The group’s turnover for the year ended 30 April 2015 fell 60% to £14.5m as a result (2014: £36m). It also made a pre-tax loss of £557,000, which was a 555% fall compared with 2014’s profit of £122,000. 

C Butt MD Clive Hodgkinson said the year’s results had also been affected by a “reshaping of the business” away from general haulage.

He told Motortransport.co.uk: “General haulage is run on rates that are very, very low and trying to get the equivalent percentage of back haul is very difficult. It’s not something that we want to be involved in.”

Hodgkinson said that the company plans to focus instead on “the whole logistics package” with more emphasis on warehousing and value-added services. It has opened two new warehouses as a part of this strategy in Corby and Brackmills, Northampton.

The Corby site is an open-book site for a customer, and the Brackmills warehouse is a shared user facility.
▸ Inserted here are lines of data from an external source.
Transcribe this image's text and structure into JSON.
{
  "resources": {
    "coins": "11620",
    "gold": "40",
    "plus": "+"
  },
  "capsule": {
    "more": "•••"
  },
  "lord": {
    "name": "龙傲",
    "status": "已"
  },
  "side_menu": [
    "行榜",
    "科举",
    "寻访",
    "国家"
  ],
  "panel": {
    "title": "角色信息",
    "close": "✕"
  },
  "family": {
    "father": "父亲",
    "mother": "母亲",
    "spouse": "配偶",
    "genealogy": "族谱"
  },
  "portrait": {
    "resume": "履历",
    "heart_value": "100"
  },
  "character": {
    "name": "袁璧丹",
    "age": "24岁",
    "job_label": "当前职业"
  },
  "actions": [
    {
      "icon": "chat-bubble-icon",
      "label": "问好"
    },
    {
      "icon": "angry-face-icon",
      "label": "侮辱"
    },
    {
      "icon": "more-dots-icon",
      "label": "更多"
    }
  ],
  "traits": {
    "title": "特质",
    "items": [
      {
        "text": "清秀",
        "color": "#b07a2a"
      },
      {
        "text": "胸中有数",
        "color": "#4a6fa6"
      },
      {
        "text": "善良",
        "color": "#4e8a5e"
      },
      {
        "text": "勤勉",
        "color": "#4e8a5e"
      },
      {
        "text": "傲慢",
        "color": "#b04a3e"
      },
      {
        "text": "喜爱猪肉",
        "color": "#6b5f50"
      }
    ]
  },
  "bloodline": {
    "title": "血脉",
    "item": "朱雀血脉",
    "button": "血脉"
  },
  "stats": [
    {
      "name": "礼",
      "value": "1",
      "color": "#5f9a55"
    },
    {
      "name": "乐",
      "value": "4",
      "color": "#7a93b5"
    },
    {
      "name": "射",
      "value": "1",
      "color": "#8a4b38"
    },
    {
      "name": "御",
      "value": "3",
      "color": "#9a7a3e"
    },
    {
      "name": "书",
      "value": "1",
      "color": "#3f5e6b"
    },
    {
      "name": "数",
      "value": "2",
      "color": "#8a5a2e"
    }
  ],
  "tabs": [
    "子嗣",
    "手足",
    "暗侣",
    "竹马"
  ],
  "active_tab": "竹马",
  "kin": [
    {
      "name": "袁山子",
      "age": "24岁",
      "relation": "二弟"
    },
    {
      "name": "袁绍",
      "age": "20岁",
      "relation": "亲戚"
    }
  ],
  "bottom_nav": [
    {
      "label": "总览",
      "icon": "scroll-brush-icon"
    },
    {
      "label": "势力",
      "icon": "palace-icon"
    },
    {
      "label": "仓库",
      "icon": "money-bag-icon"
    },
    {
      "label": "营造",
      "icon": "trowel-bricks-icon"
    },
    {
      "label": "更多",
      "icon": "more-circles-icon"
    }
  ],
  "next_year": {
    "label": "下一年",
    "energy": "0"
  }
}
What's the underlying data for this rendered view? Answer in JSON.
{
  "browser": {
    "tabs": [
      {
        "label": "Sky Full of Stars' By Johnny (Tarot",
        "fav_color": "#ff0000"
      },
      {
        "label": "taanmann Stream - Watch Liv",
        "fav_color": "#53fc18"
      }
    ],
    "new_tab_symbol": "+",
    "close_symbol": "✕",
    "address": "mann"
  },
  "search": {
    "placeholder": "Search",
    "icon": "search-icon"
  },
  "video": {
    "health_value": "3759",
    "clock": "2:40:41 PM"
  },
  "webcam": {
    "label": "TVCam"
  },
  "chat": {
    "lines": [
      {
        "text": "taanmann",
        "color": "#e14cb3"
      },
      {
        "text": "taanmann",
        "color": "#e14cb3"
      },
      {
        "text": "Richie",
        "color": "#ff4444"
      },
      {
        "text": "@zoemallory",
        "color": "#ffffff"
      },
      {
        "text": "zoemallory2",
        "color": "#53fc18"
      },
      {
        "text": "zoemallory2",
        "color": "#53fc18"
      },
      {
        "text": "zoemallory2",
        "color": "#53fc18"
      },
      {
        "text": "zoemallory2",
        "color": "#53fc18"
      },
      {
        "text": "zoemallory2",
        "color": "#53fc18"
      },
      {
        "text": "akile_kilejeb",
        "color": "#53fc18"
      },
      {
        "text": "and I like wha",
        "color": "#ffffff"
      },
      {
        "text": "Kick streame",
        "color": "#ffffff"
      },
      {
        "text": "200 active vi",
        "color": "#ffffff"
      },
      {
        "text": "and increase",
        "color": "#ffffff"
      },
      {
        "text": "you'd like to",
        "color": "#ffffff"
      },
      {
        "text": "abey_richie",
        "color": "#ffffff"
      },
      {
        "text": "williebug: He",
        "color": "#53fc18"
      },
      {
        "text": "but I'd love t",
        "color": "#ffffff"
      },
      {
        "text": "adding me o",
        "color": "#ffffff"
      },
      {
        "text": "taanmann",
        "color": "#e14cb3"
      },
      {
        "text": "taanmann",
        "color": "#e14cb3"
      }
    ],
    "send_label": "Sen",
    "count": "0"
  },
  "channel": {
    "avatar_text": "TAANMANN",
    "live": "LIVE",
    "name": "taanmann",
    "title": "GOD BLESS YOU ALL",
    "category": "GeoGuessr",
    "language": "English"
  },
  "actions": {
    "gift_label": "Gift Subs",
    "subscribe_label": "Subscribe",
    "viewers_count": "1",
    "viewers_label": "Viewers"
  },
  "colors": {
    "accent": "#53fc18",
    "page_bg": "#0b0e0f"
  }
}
He added that C Butt had taken on “five or six” new contracts since the close of its last financial year, albeit these are on a smaller scale than the three it lost.

“We’re looking at smaller contracts at the moment, and I think we’ll concentrate on that area for the moment. But altogether the volume is about the same,” Hodgkinson said.

C Butt’s results for the year ending 30 April 2016 are “trading at far, far better than this time last year,” according to Hodgkinson.

He added that the group hopes to see “a much more positive result” with a return to profit in the 2016/17 period.